Karena perempuan saat ini sudah terdomestifikasi di dalam rumah dan pendidikan yang  mereka peroleh tidak terrealisasikan. Di masyarakat anggapan politik itu kotor dan kejam sudah sering mereka dengar di masyarakat.  Sehingga banyak dari kaum perempuan yang takut berpolitik. Bahkan bagi para ibu, juga tak setuju bila putrinya terjun kedunia politik. Padahal lenin bilang kita tidak akan menjadi apa – apa kalau tidak berpolitik. Anggapan seperti itu membunuh karakter perempuan untuk terjun dalam dunia politik itu pun juga berdampak pada ranah kampus di mana mahasiswi jadi takut berorganisasi. Sehingga perempuan tak mau tau tentang dunia poltik dan negara pun juga meremehkan kemampuan perempuan sampai pada akhirnya kecantikan dan tubuh perempuan dijadikan objek sebagai alat propaganda memperoleh keuntungan bagi kepentingan mereka yang juga bergerak di bidang grafis dengan mengeksploitasi seksualitas perempuan lewat gambar-gambar yang menimbulkan birahi.



Hal ini tampak dalam sejumlah media massa: televisi, surat kabar, dan majalah. Tetapi tak semua  kesadaran perempuan begitu, dengan adanya anggapan demikian, memberikan satu stimulus bagi si perempuan itu. Mereka penasaran, lalu ingin membuktikan anggapan tersebut, hingga mereka pun tak jarang melakukan observasi. Observasinya dengan menjadi caleg, minimal kepala desa atau Lurah, ataupun ketua dalam organisasi.



Seperti yang dilakukan oleh mahasiswa chili, Karol Cariola, 26 tahun, mewakili tokoh simbolik generasi baru pemimpin gerakan mahasiswa yang berhasil menempatkan isu pendidikan di pusat politik nasional dan menghubungkan protes massa ke Kongres. Bersama kawannya Camilla Vallejo memainkan gerak mahasiswa tahun 2011 lalu, mereka turun ke jalan bersama ribuan mahasiswa untuk menuntut reformasi radikal di sistem pendidikan sampai pada pendidikan gratis untuk semua. Dua aktivis mahasiswa lainnya yang juga berhasil masuk ke Kongres adalah Giorgio Jackson dan Gabriel Borat, yang mana keduanya berhasil menang di distrik mereka dengan gerakan politik yang baru dibentuk. Mereka berempat diharapkan bisa memainkan peranan penting dalam meloloskan proposal Bachelet untuk membuat pendidikan tinggi gratis selama 6 tahun.

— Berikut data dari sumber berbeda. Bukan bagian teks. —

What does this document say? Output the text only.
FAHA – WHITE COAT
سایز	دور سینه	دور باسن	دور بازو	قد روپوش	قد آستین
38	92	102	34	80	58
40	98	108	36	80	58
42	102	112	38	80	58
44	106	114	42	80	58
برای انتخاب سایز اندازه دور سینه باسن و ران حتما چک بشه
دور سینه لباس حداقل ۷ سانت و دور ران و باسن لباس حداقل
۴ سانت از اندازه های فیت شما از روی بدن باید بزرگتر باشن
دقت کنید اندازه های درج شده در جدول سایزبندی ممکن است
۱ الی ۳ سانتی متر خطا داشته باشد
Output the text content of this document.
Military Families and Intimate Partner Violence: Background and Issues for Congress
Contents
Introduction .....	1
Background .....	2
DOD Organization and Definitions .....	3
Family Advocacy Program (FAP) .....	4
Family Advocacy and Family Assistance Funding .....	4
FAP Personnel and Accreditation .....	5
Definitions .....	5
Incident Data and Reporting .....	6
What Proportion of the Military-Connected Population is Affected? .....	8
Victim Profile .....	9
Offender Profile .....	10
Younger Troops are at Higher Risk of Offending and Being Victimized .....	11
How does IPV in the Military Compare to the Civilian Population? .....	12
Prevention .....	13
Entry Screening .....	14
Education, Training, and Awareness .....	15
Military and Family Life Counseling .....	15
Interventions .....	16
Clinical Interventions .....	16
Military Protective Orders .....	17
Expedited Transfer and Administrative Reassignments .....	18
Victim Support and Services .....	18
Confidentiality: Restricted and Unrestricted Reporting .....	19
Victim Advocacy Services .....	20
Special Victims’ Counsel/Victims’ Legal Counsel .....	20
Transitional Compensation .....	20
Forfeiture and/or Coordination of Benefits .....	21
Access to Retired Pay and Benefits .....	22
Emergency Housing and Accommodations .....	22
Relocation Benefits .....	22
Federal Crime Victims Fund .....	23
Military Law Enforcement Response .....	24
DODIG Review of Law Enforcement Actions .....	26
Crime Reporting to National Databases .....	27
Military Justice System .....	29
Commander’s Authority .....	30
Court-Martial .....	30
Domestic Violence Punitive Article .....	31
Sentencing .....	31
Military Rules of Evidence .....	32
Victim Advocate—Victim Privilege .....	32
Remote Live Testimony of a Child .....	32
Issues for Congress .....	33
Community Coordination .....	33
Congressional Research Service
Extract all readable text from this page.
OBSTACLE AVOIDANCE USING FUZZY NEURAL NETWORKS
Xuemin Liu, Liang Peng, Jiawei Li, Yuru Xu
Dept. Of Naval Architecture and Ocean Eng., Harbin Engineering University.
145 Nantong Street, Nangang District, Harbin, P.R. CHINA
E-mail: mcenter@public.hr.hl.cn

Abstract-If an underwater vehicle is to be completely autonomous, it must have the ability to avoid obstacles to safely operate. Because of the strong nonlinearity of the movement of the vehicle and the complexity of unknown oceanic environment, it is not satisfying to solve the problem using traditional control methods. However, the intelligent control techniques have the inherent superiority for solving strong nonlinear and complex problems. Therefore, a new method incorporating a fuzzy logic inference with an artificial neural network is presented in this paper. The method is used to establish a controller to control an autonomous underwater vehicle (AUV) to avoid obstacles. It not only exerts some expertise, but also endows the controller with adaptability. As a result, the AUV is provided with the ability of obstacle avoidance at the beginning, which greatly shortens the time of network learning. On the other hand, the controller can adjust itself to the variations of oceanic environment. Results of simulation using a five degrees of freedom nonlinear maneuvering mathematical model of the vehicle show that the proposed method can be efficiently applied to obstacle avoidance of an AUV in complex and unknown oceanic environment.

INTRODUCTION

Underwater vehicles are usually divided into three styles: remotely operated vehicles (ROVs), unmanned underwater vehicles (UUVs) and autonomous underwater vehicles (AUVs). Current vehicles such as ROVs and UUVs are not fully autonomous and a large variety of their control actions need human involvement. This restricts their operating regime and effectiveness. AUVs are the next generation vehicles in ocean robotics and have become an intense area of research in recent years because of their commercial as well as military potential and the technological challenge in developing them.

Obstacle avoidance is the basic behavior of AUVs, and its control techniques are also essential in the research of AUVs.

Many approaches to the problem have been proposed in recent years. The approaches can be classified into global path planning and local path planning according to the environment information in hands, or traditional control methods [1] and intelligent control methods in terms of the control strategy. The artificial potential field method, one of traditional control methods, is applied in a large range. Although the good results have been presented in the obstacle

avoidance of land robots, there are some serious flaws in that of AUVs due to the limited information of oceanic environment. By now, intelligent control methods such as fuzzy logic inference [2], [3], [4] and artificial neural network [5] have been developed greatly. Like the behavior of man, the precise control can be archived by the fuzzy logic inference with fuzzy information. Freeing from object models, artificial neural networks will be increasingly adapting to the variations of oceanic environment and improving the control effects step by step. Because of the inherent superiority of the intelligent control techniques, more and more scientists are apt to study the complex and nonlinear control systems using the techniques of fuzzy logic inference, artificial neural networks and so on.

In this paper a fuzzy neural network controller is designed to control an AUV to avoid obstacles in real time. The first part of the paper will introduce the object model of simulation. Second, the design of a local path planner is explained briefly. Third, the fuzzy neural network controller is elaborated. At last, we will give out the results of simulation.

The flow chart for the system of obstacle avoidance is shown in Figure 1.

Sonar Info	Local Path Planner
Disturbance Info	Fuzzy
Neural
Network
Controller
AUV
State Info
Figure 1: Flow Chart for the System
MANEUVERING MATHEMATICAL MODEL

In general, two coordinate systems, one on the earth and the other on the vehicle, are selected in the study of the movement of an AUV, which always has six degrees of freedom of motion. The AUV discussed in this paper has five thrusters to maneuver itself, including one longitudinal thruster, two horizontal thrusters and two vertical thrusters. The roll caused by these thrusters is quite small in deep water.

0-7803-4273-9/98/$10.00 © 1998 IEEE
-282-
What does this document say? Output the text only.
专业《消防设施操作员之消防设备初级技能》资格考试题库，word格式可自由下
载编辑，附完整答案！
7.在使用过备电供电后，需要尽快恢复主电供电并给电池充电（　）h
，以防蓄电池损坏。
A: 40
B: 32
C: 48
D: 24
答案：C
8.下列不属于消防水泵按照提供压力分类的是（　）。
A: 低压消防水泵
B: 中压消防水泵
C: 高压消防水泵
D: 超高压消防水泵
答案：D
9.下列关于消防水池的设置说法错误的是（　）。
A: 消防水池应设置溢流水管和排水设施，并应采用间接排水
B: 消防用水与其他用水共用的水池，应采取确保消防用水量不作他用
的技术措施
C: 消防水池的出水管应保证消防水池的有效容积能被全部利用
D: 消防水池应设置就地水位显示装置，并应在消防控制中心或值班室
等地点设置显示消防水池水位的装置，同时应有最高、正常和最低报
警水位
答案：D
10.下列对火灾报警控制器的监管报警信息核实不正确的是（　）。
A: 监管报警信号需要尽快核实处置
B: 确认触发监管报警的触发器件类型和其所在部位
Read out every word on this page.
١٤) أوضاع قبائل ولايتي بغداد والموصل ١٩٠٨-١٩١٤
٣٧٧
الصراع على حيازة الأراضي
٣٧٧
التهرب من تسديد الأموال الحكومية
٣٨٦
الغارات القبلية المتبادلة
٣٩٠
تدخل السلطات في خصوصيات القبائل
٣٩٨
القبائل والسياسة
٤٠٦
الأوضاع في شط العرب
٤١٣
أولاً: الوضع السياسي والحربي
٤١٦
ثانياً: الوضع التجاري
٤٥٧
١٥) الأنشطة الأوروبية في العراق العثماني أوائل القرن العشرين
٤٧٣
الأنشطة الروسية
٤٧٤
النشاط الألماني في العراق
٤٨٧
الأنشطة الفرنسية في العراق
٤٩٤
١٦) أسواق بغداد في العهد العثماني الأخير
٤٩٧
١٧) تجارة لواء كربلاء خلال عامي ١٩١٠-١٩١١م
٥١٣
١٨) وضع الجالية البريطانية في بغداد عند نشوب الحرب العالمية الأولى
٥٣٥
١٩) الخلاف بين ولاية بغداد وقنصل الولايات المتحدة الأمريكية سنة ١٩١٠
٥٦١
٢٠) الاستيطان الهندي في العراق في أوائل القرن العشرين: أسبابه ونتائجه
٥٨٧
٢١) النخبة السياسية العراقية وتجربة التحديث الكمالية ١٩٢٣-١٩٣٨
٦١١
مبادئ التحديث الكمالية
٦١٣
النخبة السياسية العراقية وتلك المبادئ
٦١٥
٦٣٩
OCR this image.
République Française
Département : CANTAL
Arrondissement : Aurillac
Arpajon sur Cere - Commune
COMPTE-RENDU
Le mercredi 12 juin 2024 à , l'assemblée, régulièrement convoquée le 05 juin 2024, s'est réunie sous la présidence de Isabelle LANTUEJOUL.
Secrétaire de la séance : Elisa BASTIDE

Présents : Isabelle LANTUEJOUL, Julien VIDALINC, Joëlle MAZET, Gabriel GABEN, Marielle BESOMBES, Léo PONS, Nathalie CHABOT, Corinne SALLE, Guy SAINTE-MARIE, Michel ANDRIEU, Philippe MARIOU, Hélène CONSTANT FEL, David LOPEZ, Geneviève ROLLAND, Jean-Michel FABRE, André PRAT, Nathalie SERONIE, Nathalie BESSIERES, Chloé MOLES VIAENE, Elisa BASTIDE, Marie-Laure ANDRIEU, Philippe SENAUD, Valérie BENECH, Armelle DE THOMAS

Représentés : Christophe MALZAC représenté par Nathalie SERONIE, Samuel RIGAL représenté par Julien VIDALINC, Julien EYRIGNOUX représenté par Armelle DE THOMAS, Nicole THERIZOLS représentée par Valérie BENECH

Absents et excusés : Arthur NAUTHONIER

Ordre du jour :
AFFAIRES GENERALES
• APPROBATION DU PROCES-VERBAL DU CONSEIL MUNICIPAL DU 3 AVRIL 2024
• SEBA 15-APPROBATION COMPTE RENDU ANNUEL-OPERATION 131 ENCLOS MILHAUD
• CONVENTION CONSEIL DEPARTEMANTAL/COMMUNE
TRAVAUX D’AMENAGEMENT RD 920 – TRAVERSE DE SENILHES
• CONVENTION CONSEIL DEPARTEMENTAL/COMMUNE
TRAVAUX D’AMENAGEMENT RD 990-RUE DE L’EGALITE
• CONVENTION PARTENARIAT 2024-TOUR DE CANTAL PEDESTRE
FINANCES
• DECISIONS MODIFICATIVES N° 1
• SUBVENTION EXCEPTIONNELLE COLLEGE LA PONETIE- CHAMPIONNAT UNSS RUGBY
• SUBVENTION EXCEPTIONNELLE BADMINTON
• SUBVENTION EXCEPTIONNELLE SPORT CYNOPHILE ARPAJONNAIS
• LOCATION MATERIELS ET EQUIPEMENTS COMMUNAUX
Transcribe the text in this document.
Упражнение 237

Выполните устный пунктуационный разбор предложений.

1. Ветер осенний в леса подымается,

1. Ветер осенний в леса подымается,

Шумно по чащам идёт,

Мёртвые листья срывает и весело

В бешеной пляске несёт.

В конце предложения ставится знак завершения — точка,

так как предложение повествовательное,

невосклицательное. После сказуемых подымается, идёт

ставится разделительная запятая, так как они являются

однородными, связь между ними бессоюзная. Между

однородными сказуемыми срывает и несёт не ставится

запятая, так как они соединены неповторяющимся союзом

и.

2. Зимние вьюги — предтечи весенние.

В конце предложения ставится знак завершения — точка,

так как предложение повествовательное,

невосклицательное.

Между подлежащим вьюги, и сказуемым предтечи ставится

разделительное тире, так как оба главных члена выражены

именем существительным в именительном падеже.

Argumen tersebut membuktikan bahwa perempuan juga bisa memimpin dan menjadi aktivis bahkan menjadi caleg.  Adanya caleg dari kaum perempuan di Indonesia, tentunya memberikan warna tersendiri di dunia perpolitikan tanah air. Mereka memiliki hak sebanyak 30% untuk menduduki jabatan ini. Pada bagan yang terdapat pada acara Politika Metro TV (9/12/2013), hingga 2009 yang lalu, kuota perempuan ini telah mencapai angka hampir 18%. Kuota itu pun kebanyakan diduduki mereka para borjuasi seperti artis, pengusaha dll. Itupun mereka hanya mengandalkan kecantikan dan uang yang banyak untuk menduduki posisi tersebut. Sebut saja, Angelina Sondakh (sekarang tersangkut kasus korupsi), Vena Melinda, Inggrid Kansil dari Demokrat. Rachel Maryam dari Gerindra, dan Nurul Arifin dari Partai Golkar telah berhasil duduk di DPR pada Pileg 2009 lalu. Mereka semua tentunya dari kalangan aktris. Setelah melihat “keberhasilan” teman-temannya di DPR, ramai pula para aktris lain yang ingin menyusul menjadi caleg 2014 ini.



Pertanyaannya, pantaskah mereka bila menjadi wakil rakyat? Dan apakah mereka para perempuan menjadi caleg itu karena kemampuan dan kesadarannya? Atau mereka Cuma mengandalkan fisik dan kecantikannya? Simple jawabannya, tentu sebagai warga negara, siapapun berhak menjadi caleg maupun capres dari latar belakang apapun juga, termasuk mereka. Tetapi belum tentu mereka menjadi wakil rakyat karna kesadarannya dan kemampuannya, terlihat mereka hanya mengutamakan kepentingannya.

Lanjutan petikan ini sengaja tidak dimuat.